Current risk assessment approaches in different countries
作者:
John Ch. Larsen,
William Farland,
Dwain Winters,
期刊:
Food Additives & Contaminants
(Taylor Available online 2000)
卷期:
Volume 17,
issue 4
页码: 359-369
ISSN:0265-203X
年代: 2000
DOI:10.1080/026520300283423
出版商: Taylor & Francis Group
关键词: Reference Dose Risk Assessment Risk Management Risk Specific Dose Threshold Tolerable Daily Intake Toxic Equivalent
数据来源: Taylor
摘要:
Polychlorinated dibenzo-p-dioxins (PCDDs), dibenzofurans (PCDFs) and biphenyls (PCBs) exist as complex mixtures in environmental and biological samples.

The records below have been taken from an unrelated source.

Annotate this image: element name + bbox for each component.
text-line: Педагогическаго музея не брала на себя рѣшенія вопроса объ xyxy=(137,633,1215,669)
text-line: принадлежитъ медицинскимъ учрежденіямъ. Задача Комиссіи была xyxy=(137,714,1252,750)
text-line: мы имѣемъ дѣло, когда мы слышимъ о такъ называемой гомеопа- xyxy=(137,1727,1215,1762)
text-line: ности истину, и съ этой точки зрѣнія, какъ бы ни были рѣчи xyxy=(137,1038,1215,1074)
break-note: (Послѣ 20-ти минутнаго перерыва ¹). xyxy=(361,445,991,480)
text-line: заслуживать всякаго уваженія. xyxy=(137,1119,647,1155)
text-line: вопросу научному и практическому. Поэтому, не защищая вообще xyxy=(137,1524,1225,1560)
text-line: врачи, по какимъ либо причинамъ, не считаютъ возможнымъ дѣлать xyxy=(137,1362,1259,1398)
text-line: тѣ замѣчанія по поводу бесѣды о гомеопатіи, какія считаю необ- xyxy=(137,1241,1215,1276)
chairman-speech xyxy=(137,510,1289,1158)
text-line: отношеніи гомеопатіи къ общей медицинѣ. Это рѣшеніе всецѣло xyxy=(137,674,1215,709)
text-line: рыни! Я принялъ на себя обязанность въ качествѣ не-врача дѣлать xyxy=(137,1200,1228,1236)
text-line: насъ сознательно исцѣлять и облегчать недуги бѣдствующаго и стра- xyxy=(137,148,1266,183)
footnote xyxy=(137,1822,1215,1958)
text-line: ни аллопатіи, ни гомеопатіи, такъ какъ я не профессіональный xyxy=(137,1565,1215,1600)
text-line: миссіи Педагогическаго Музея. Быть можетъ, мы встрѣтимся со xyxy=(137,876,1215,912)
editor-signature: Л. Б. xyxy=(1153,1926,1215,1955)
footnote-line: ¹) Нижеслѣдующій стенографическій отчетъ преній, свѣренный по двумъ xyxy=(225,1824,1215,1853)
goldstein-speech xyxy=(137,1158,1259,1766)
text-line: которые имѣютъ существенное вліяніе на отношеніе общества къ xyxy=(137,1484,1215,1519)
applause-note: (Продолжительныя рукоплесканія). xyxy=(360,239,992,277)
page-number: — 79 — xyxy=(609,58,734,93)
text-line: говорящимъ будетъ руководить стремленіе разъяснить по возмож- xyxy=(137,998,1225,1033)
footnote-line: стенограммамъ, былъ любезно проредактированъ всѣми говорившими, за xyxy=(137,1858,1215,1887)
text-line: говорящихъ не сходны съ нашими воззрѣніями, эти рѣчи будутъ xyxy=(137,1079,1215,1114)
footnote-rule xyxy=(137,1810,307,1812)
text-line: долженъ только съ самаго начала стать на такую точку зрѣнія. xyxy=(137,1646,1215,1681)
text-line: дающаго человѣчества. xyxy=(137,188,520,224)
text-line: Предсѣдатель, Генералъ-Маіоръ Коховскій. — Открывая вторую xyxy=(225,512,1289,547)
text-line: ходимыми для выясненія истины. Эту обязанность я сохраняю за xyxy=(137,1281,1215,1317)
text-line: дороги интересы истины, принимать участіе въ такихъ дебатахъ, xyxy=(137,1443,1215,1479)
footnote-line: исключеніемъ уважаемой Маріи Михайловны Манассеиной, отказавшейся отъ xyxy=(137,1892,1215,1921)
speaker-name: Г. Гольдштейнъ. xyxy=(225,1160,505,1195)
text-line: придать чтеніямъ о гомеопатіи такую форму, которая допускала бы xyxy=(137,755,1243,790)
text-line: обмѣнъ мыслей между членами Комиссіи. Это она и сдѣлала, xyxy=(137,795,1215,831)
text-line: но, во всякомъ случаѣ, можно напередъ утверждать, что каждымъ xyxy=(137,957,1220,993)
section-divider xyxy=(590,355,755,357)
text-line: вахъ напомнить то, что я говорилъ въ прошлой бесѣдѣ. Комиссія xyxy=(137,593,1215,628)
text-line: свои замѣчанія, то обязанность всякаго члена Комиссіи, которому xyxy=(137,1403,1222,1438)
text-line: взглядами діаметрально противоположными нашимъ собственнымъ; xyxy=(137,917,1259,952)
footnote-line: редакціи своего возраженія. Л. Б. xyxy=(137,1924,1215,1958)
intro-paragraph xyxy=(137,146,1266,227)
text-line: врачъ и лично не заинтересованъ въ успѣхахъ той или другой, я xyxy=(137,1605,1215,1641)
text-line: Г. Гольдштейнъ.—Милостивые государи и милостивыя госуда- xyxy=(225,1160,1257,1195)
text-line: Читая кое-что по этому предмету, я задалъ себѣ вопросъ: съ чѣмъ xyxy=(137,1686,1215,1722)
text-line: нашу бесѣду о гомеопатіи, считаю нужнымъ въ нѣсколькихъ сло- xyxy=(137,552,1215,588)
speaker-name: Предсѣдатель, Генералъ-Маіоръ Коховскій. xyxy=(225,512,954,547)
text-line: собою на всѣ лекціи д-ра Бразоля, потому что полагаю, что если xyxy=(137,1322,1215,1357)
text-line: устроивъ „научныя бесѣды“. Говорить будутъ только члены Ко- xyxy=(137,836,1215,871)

There is sufficient evidence that the toxic congeners share a common mode of action, involving binding to the Ah-receptor. Toxic equivalency factors (TEFs) and chemical residue data are used to calculate toxic equivalent (TEQ) concentrations in environmental samples, foods, animal and human tissues. Two different approaches have been used in the risk assessments of PCDDs, PCDFs and dioxin-like PCBs. WHO and most countries outside the USA have derived Tolerable Daily (or weekly) Intakes (TDI) in the order of 1–10 pg per kg of body weight for TCDD or TEQs based on data from rodent carcinogenicity studies. These countries have assumed the existence of a threshold dose for the carcinogenicity of dioxins, while US EPA and USFDA have used probabilistic estimates of cancer potency, treating cancer as a non-threshold effect and using a descriptor that addresses upper bound risk, the Risk Specific Dose (RsD). In the USA and other countries there is a growing concern over the noncancer effects of dioxin-like compounds. In general, the various risk assessments have identified groups of the population that are at particular high risks and all have stressed the urgent need to reduce the sources of the environmental contamination with these compounds to the lowest possible.